League sources told ESPN that Iowa, Nebraska and Ohio State were the three Big Ten schools that voted against postponing the fall season.
That will certainly draw favor with the fans who want to play this fall, but now less than a month since voting, Iowa had to pause its workouts.
You can try to minimize the threat of the virus, and accuse the Big Ten of living in fear, and of being part of a political conspiracy, but that still won’t change the number of positive cases on the Iowa campus, or on any campus for that matter.
The only place in the United States more infectious right now than the Iowa campus is the Iowa State campus in Ames.
Students might be at low risk of getting seriously ill, but the older you are, the more vulnerable you are to the virus.
Iowa football coach Kirk Ferentz turned 65 years old on Aug. 1st, while quarterbacks coach Ken O’Keefe turned 67 on Aug. 18th. Steps have to be taken to protect them, and pausing workouts due to a rise in positive cases is part of that protection.
And to think, Iowa and Iowa State were scheduled to meet in their annual showdown on Sept. 12 at Kinnick Stadium.
I remember thinking and hoping back in the spring that we’d have fall football, and now look at things.
We’re no closer to playing football now than we were in the spring, and we only have ourselves to blame.
The students in many ways were setup to fail by the adults when they returned to campus because they were allowed to pack into bars and restaurants, turning those places into petri dishes.
Those bars have since been shut down again, but it’s too late because the damage already has been done.
The number of positive cases continues to rise, and until that changes, nothing else will change in regard to playing football.
So much about the virus has become political, even something as innocent as wearing a mask.
It now seems pretty obvious that wearing a mask and social distancing helps to contain the spread of the virus.
So just do it.
Just swallow your pride and put your political beliefs aside for the sake of Hawkeye football.

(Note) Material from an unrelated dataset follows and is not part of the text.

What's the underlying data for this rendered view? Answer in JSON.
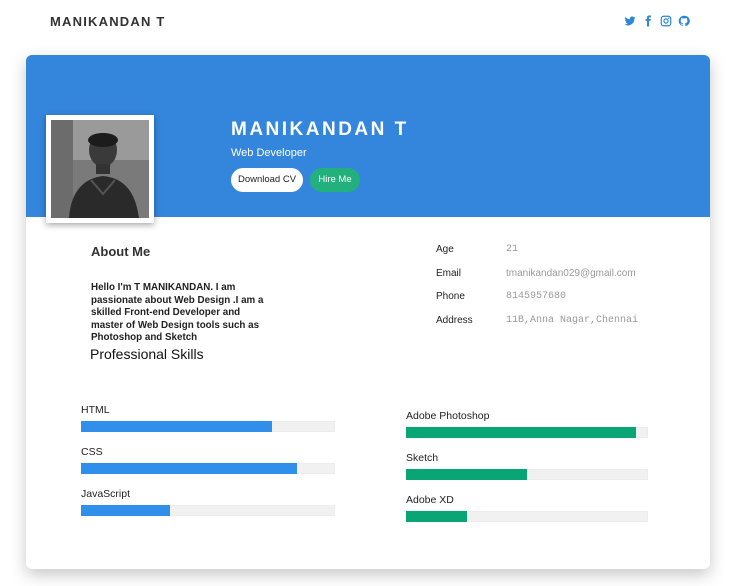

What I don’t understand are those who refuse to wear a mask, but then complain and make up conspiracy theories in response to positive cases being on the rise.
And while most of the positive cases don’t become serious, enough do to where the numbers continue to dictate this story, fair or not
And until everybody realizes that or accepts it, the plot to this story won’t change.
I sympathizes with both sides of this argument because there are no winners, only losers.
I feel for the student-athletes because they only have so long to play college sports and this virus has now been making life miserable for nearly six months.
It ruined the end of last season, and is on the verge of ruining the fall sports season.
Iowa just announced last week that it was cutting four sports due to budget shortfalls caused by the virus.
As for my friend who texted me about the virus, to say that he or she still is concerned would be an understatement.
This person thinks the number of positive cases will continue to rise on campus, and we all know what that means.
We need to figure a way to beat this virus, or, at least contain it, because what we’re doing right now isn’t working as we were reminded with Monday’s disturbing announcement.